In addition to the NVS-IT, the type II questionnaire contains the HLS-EU-Q16 and the HLS-EU-Q6 which are respectively the short form and the short-short form of the 47-item European Health Literacy Survey Questionnaire (HLS-EU-Q47). The HLS-EU was developed in the aim of measuring and comparing HL levels of populations in different European countries. Based on the conceptual model proposed by Sørensen et al,1 a European Union-funded working group developed the HLS-EU-Q47.43 It includes 47 items covering 12 subdomains (including domains such as accessing and obtaining, understanding or appraising information relevant to healthcare, disease prevention and health promotion). It is a self-reported tool with Likert-type responses (‘very easy’, ‘fairly easy’, ‘fairly difficult’, ‘very difficult’) and an associated final score that measures interaction, comprehension, information seeking, application/function, decision-making/critical thinking, evaluation, responsibility, confidence and navigation skills. Based on the extended version, two short versions were developed by selecting 16 items for the HLS-EU-Q16 and 6 items for the HLS-EU-Q6. Even though the reduction in the number of items has decreased the informative value and theoretical scope of the measure, it has increased its utility by reducing its administration time, while maintaining strong correlations to the full instrument.44

To generate the score for the HLS-EU-Q16, answers are dichotomised (‘don’t know’ answers are coded as missing values). ‘Fairly difficult’ and ‘very difficult’ are both coded with 0 (zero), whereas ‘fairly easy’ and ‘very easy’ are both coded with 1. The HLS-EU-Q16 score is a sum score (range: 0–16) and according to the final score, three levels of HL have been defined: inadequate HL (0–8); problematic HL (9–12); sufficient HL (13–16).

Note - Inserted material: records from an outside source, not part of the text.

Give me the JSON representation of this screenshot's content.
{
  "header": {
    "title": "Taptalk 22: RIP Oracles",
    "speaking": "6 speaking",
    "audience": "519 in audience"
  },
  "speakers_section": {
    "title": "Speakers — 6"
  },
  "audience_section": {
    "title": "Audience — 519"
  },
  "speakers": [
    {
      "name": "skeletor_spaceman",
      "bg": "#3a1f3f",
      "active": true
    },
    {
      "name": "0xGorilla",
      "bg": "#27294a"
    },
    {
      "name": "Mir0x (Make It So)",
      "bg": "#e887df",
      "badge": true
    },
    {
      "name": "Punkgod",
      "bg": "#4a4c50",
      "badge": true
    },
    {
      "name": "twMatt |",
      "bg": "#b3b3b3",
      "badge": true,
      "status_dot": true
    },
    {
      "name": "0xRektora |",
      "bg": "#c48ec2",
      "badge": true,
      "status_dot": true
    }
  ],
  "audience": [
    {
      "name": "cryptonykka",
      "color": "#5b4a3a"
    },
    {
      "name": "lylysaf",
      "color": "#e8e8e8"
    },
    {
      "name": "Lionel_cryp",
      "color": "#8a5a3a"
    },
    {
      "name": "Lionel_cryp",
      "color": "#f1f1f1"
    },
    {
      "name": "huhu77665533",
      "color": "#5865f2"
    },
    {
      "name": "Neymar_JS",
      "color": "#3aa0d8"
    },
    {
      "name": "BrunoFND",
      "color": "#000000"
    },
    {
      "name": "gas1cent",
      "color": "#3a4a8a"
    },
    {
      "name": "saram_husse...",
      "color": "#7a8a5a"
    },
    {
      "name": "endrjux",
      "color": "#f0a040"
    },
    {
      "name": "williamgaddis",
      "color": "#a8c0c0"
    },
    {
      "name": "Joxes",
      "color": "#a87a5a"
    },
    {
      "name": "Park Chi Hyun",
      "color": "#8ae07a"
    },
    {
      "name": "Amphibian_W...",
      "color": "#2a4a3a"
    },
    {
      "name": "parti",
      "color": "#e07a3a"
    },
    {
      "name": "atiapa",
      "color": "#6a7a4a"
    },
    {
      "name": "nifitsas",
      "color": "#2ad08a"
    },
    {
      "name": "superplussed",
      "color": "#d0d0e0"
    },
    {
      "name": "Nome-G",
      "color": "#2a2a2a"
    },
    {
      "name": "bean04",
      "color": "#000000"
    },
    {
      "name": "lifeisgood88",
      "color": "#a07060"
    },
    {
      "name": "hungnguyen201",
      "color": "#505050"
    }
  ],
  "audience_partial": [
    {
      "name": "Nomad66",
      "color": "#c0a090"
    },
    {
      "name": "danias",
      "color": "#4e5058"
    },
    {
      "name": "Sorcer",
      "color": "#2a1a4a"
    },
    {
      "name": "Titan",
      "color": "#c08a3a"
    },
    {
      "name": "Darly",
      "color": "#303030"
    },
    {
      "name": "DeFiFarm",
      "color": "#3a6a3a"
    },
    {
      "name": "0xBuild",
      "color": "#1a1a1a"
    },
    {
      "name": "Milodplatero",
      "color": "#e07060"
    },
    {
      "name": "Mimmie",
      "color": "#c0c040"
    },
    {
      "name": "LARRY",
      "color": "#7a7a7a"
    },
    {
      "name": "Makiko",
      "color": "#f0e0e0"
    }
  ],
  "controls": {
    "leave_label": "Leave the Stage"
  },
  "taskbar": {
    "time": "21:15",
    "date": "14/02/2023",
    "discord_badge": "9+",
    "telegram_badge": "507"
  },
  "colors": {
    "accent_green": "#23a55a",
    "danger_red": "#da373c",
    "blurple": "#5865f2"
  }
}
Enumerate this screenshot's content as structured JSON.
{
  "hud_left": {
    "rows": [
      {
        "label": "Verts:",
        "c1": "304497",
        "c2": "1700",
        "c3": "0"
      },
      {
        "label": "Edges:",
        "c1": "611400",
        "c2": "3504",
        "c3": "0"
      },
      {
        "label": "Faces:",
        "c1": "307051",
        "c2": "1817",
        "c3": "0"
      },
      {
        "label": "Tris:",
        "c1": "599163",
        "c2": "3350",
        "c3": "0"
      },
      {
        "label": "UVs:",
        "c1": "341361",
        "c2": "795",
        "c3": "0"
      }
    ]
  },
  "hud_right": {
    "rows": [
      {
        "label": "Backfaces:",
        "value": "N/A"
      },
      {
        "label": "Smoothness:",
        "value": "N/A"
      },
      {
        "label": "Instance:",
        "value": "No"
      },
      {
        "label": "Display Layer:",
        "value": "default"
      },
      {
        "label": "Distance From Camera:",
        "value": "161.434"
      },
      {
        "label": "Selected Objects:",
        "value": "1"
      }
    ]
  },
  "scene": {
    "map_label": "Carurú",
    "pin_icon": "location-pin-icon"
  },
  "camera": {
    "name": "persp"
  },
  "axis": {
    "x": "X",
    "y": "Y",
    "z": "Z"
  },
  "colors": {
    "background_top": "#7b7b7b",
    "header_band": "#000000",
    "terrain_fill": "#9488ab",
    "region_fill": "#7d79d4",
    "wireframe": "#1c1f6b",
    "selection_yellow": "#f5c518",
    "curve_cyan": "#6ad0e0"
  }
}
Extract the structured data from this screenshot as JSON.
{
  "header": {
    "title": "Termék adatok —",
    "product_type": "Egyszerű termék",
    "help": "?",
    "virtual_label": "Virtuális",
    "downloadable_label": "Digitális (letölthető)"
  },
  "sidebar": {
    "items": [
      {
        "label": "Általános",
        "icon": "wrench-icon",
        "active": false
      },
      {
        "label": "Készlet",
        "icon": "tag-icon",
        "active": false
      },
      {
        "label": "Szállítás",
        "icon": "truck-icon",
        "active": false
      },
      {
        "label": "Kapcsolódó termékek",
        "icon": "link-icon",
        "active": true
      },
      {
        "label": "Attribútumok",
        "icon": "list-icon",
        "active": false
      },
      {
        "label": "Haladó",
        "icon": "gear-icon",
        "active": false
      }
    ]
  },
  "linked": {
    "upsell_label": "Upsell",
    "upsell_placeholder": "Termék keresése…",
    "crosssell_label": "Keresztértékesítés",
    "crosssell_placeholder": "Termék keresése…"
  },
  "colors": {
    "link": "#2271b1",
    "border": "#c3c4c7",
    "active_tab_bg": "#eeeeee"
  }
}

Scores for the HLS-EU-Q6 are calculated similarly to those of the HLS-EU-Q47 (from 1 for ‘very difficult’, to 4 for ‘very easy’). The final score is the mean score that is calculated if at least five of the six items are completed and range from 1 to 4. According to the final score, three possible levels of HL have been defined: inadequate HL (1–2); problematic HL (2–3); sufficient HL (3–4).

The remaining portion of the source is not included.